Modular Programme – Data Analytics
Programme Summary
This modular course is intended for the candidates who would like to learn to store, manage, process and analyse massive amounts of unstructured data for competitive advantage, select and implement the correct Big Data stores and apply sophisticated analytic techniques and tools to process and analyse big data. It establishes a strong working knowledge of the concepts, techniques, and products associated with Big Data.
The course provides an overview of how to plan and implement a Big Data solution and the various technologies that comprise Big Data. Many examples and exercises of Big Data systems are provided throughout the course.
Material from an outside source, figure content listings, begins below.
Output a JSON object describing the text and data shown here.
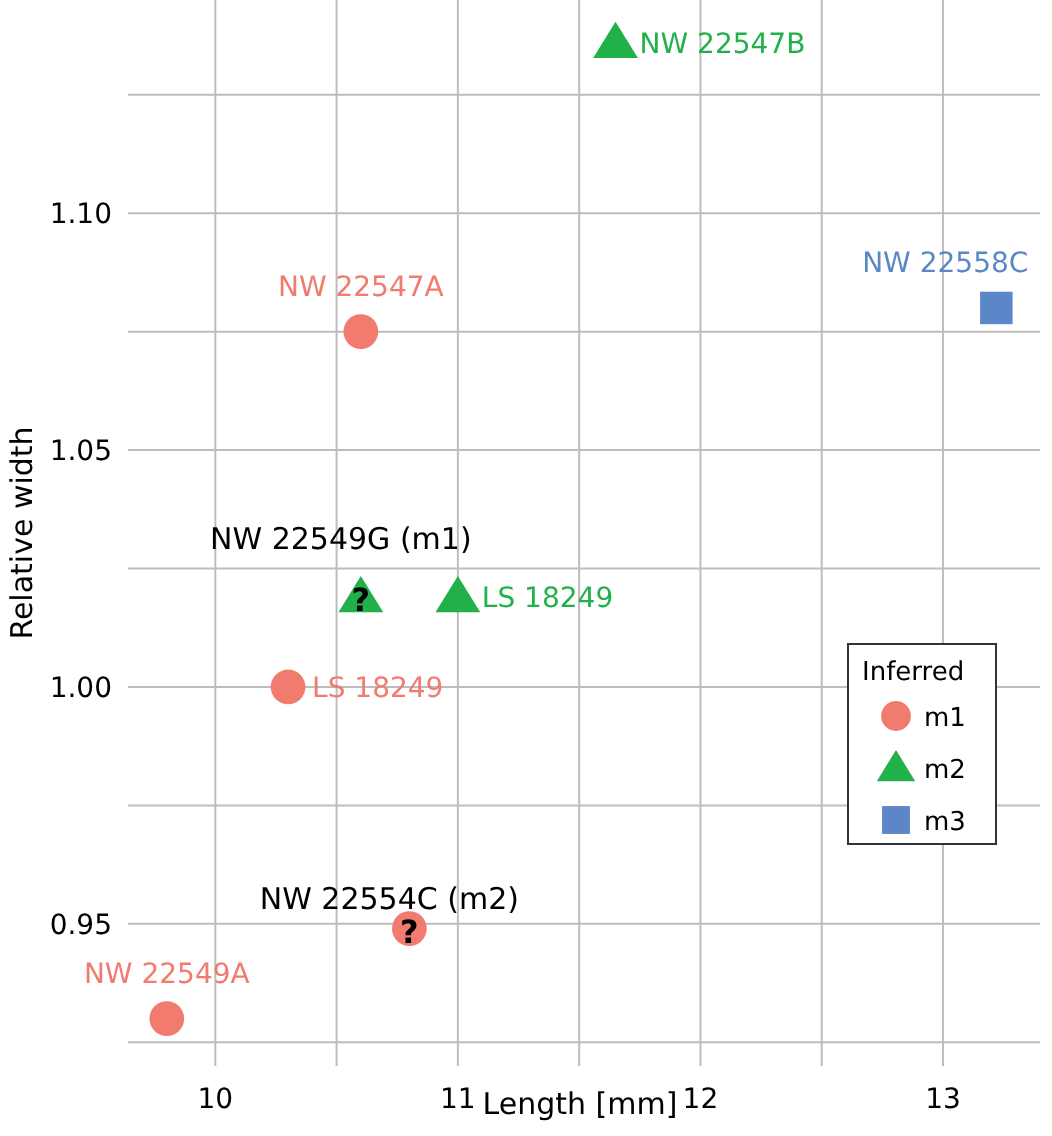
{
  "chart_data": {
    "type": "scatter",
    "xlabel": "Length [mm]",
    "ylabel": "Relative width",
    "legend_title": "Inferred",
    "legend": "right",
    "grid": true,
    "xlim": [
      9.64,
      13.4
    ],
    "xticks": [
      10,
      {
        "value": 10.5,
        "label": null
      },
      11,
      {
        "value": 11.5,
        "label": null
      },
      12,
      {
        "value": 12.5,
        "label": null
      },
      13
    ],
    "ylim": [
      0.92,
      1.145
    ],
    "yticks": [
      {
        "value": 0.925,
        "label": null
      },
      {
        "value": 0.95,
        "label": "0.95"
      },
      {
        "value": 0.975,
        "label": null
      },
      {
        "value": 1.0,
        "label": "1.00"
      },
      {
        "value": 1.025,
        "label": null
      },
      {
        "value": 1.05,
        "label": "1.05"
      },
      {
        "value": 1.075,
        "label": null
      },
      {
        "value": 1.1,
        "label": "1.10"
      },
      {
        "value": 1.125,
        "label": null
      }
    ],
    "series": [
      {
        "name": "m1",
        "color": "#f07b6e",
        "marker": "circle",
        "x": [
          10.6,
          10.3,
          9.8,
          10.8
        ],
        "values": [
          1.075,
          1.0,
          0.93,
          0.949
        ],
        "value_labels": [
          "NW 22547A",
          "LS 18249",
          "NW 22549A",
          "?"
        ]
      },
      {
        "name": "m2",
        "color": "#22b04b",
        "marker": "triangle",
        "x": [
          10.6,
          11.0,
          11.65
        ],
        "values": [
          1.019,
          1.019,
          1.136
        ],
        "value_labels": [
          "?",
          "LS 18249",
          "NW 22547B"
        ]
      },
      {
        "name": "m3",
        "color": "#5b87c8",
        "marker": "square",
        "x": [
          13.22
        ],
        "values": [
          1.08
        ],
        "value_labels": [
          "NW 22558C"
        ]
      }
    ],
    "annotations": [
      {
        "text": "NW 22549G (m1)",
        "x": 10.6,
        "y": 1.019
      },
      {
        "text": "NW 22554C (m2)",
        "x": 10.8,
        "y": 0.949
      }
    ]
  }
}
The programming examples are in Java but the primary focus is on best practices that can be applied to any supported programming language.
Those completing this course will be encouraged to take an accreditation test on Hadoop’s Big Data to obtain a professional certification at any time of their convenience.
Topics Covered
This modular course contains the following topics
- Introduction to Big Data
- Storing Big Data
- Processing Big Data
- Tools and Techniques to Analyze Big Data
- Developing and Implementing a Big Data Strategy
Duration
Full Time: 5 days
Course Objectives
At the end of the course, candidates will learn the following:
- An overview of Big Data
- Know what is Hadoop
- The basic Hadoop architecture
- The features of the Hadoop Distributed Filesystem (HDFS)
- The full MapReduce flow
- Know how to write a MapReduce job in Java
- Submitting a MapReduce job in the Hadoop cluster
- The basic and advanced MapReduce API
- Optimizing MapReduce jobs
- The common MapReduce Algorithms
- The different Hadoop Ecosystem Tools
- Data management using Sqoop and Flume
- Basic Programming with HBase
- The basics of writing a Pig Latin Script
- The different Hive commands
- Importance of HCatalog
- Writing Oozie workflows
Candidates will work through the following lab exercises using the Hadoop Data Platform:
- Data manipulation using the HDFS command-line interface (CLI)
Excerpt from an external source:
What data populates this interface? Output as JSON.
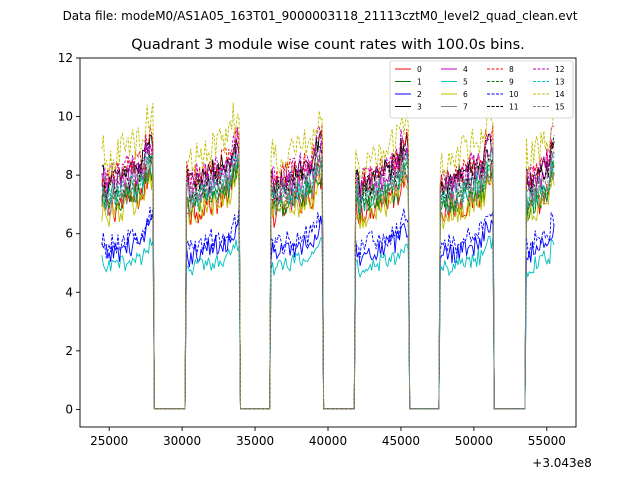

- Writing and running a MapReduce job in Java
- Using Eclipse to speed up MapReduce development in Java
- Testing MapReduce jobs using the MRUnit Test and LocalJobRunner
- Practicing the common MapReduce Algorithms
- How to optimize MapReduce jobs
- Importing data from MySQL to HDFS using Sqoop
- Split and join datasets using Pig
- Data manipulation using Hive
Module Outline
Core Modules:
Computing Environment | The current mix of computing resources and demands that motivates use of a technology like Apache Hadoop |
Hadoop Distributed File System | How files are stored and managed in HDFS; the infrastructure that supports HDFS |
MapReduce | The phases of execution and framework for running a MapReduce job. Expected properties of job runs based on number of mappers, number of reducers and distribution of data |
Hadoop API | The Java classes that make up the API for developers who wish to write Apache Hadoop MapReduce jobs |
Hadoop Platform | The basic purpose, design and operation of tools that augment the Apache Hadoop core to make a comprehensive platform, including Hadoop Streaming, fuse-dfs, Apache Hive, Apache Pig, Apache Flume, Apache Sqoop, Apache HBase, Apache Oozie and HUE |
Delivery Format
- This modular course delivered as per the following
- Class room learning is 60 % of the duration
- Hands on tutorials is the balance 40 % of the duration
Applicable to Singaporeans/Singapore PRs ONLY
- The candidates who enrol under the Workforce Development Authority (WDA) funding program under Lithan Academy need to complete the assessments at the end of the module.
- The candidates who enrolled under Workforce Development Authority (WDA) funding program under Lithan Academy will be issued their Statement of Appointment (SOA) after successfully completing the module.